Actors in Residence Bring Hollywood to Stetson

Actors Paris Benjamin – a Stetson University alumna – and Michael Taylor Gray gave Stetson students insider insights on show business during an October workshop at Stetson’s Second Stage Theatre.

Sorry, Irving Berlin: Los Angeles-based actors Paris Benjamin – a Stetson University alumna – and Michael Taylor Gray don’t agree with your famous song “There’s No Business Like Show Business.”

At least they don’t agree with that line that proclaims “everything about it is appealing.”

Show business “is not like one of those old Hollywood movies where you step off the bus with a suitcase and that smile on your face and you say, ‘I’m going to be a star!’” Gray told some three-dozen students during a workshop Oct. 25 at Stetson’s Second Stage Theatre inside the Museum of Art – DeLand.

“As we always say, it’s called show business,” continued Gray, whose credits include roles in such TV shows as “Without a Trace,” “Will & Grace” and “My Name Is Earl,” and the film “Not Easily Broken.”

The workshop, appropriately titled “The Biz of Show Biz,” covered topics that ranged from auditions, agents (how to get one) and casting directors (how to get on their radar) to the union’s Actor’s Equity and SAG-AFTRA (the Screen Actors Guild – American Federation of Television and Radio Artists). Types of roles also were discussed, including the “one-liner,” the “under-five” (a part with under five lines) and more.
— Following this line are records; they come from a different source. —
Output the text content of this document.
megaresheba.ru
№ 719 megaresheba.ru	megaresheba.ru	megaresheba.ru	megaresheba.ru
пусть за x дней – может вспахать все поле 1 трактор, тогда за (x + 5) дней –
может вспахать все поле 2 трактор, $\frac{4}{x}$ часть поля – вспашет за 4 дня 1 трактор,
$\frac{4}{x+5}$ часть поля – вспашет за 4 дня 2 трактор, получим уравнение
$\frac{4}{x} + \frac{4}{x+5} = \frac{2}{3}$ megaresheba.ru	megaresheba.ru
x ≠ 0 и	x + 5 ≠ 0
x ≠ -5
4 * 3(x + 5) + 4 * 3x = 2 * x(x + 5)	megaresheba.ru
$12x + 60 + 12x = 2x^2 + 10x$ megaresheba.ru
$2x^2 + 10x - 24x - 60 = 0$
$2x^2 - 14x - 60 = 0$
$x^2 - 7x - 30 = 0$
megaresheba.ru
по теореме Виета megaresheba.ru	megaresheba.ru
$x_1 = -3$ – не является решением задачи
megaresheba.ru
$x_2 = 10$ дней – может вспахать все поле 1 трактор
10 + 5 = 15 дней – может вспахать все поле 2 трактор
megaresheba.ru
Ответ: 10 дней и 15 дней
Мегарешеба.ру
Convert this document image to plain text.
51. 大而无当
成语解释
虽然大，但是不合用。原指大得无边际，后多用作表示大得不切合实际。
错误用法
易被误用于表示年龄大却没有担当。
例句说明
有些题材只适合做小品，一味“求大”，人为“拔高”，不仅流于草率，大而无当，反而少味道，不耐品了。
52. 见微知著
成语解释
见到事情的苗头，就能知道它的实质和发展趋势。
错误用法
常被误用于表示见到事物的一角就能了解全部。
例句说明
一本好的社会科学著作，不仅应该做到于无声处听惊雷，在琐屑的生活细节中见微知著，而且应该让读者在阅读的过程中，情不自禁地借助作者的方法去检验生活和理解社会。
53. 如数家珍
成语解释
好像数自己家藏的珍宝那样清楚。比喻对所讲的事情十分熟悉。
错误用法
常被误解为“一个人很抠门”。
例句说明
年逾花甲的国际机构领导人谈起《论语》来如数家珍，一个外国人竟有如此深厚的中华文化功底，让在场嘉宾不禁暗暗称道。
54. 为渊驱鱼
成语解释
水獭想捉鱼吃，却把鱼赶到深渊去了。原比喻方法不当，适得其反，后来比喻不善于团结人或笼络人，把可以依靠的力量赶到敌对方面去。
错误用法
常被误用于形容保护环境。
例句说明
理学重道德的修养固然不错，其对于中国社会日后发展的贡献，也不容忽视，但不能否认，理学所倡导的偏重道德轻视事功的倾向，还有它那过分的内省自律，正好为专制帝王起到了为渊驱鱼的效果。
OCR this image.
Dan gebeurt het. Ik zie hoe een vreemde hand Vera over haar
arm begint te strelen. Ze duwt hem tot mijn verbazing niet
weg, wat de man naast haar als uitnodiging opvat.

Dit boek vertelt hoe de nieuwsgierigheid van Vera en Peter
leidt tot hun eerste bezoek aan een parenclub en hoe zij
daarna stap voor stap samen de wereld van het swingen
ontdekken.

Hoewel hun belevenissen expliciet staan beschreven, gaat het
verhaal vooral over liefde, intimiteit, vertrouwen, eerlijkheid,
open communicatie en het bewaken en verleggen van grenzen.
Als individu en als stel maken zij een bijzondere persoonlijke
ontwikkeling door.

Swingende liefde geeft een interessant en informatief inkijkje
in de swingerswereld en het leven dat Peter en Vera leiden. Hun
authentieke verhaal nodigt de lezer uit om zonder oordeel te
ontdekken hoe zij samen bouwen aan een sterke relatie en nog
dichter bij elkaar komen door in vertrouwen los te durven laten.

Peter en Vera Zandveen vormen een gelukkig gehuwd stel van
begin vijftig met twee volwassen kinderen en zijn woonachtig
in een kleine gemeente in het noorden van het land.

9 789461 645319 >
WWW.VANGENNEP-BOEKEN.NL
Gray and Benjamin currently are in residence at Stetson, where along with Professor of Theatre Arts Ken McCoy, Ph.D., each is directing a one-act production in “Sticking It to the Man: 3 Plays that Pushed Back.” Before those plays are staged Nov. 16-19 at Second Stage Theatre, Benjamin and Gray will be presenting a lecture/workshop and two master classes that cover various aspects of acting – as part of Stetson University’s Artists and Lecturers Series.

Each program is being held at Stetson Theatre Arts’ Second Stage. (Admission is free and open to the public.)

“If I was all of you, I’d be excited to be at Stetson at this time,” actor Michael Taylor Gray told students.

At the first of the workshops, while attendees were there to get the skinny on Hollywood, they also learned about … Georgia. Of the 100 “highest performing” feature films released in 2016, more were filmed in Georgia than anywhere else, by virtue of the state’s tax breaks and relative low cost for productions, revealed Benjamin. England placed second for feature films, with Canada third, California fourth and Louisiana fifth.

“New York is not even on the map anymore,” noted the French-born Benjamin, who attended Stetson as an exchange student from 1998 to 2000. Among others, her credits include roles in TV shows “Scandal,” “NCIS” and “Grey’s Anatomy.” Also, through CGI (computer-generated imagery) and motion-capture suit technology, Benjamin created the roles of numerous female crew members in the film “Star Trek: Into Darkness.”

Stetson’s location in Central Florida puts the university and its students in a good place for industry work, the insiders agreed.

“If I was all of you, I’d be excited to be at Stetson at this time,” Gray said. “You guys are in a great location – basically you’re pretty close to No.1 and No. 5 [locations]. So, your options, not just as actors but as writers, producers and directors, are greater for you.”

“If you’re graduating from school and you’re wondering where you’re going to go, I think the best way to get credits now is Atlanta,” Benjamin added. “I would get an agent in Atlanta before I would get an agent in [Los Angeles].”

Both Benjamin and Gray advised students to remain diligent, whether that entails working on web series or in small, low-pay or no-pay theater companies.

“To be on stage all the time shows many, many things,” Benjamin explained. “It shows you’re still working on your craft all the time, so they [agents and casting directors] trust you can do the job. It shows you’re serious about your career and that you look at it as a career.

“And you never know who’s going to be in the audience. Maybe you don’t know any agents, but one of the actors in the show has a huge agent, and agents always come to see their clients.”

Concluded Gray, “Most people are 20-year overnight sensations. They spent about that amount of time getting to that point where they could earn that big break.”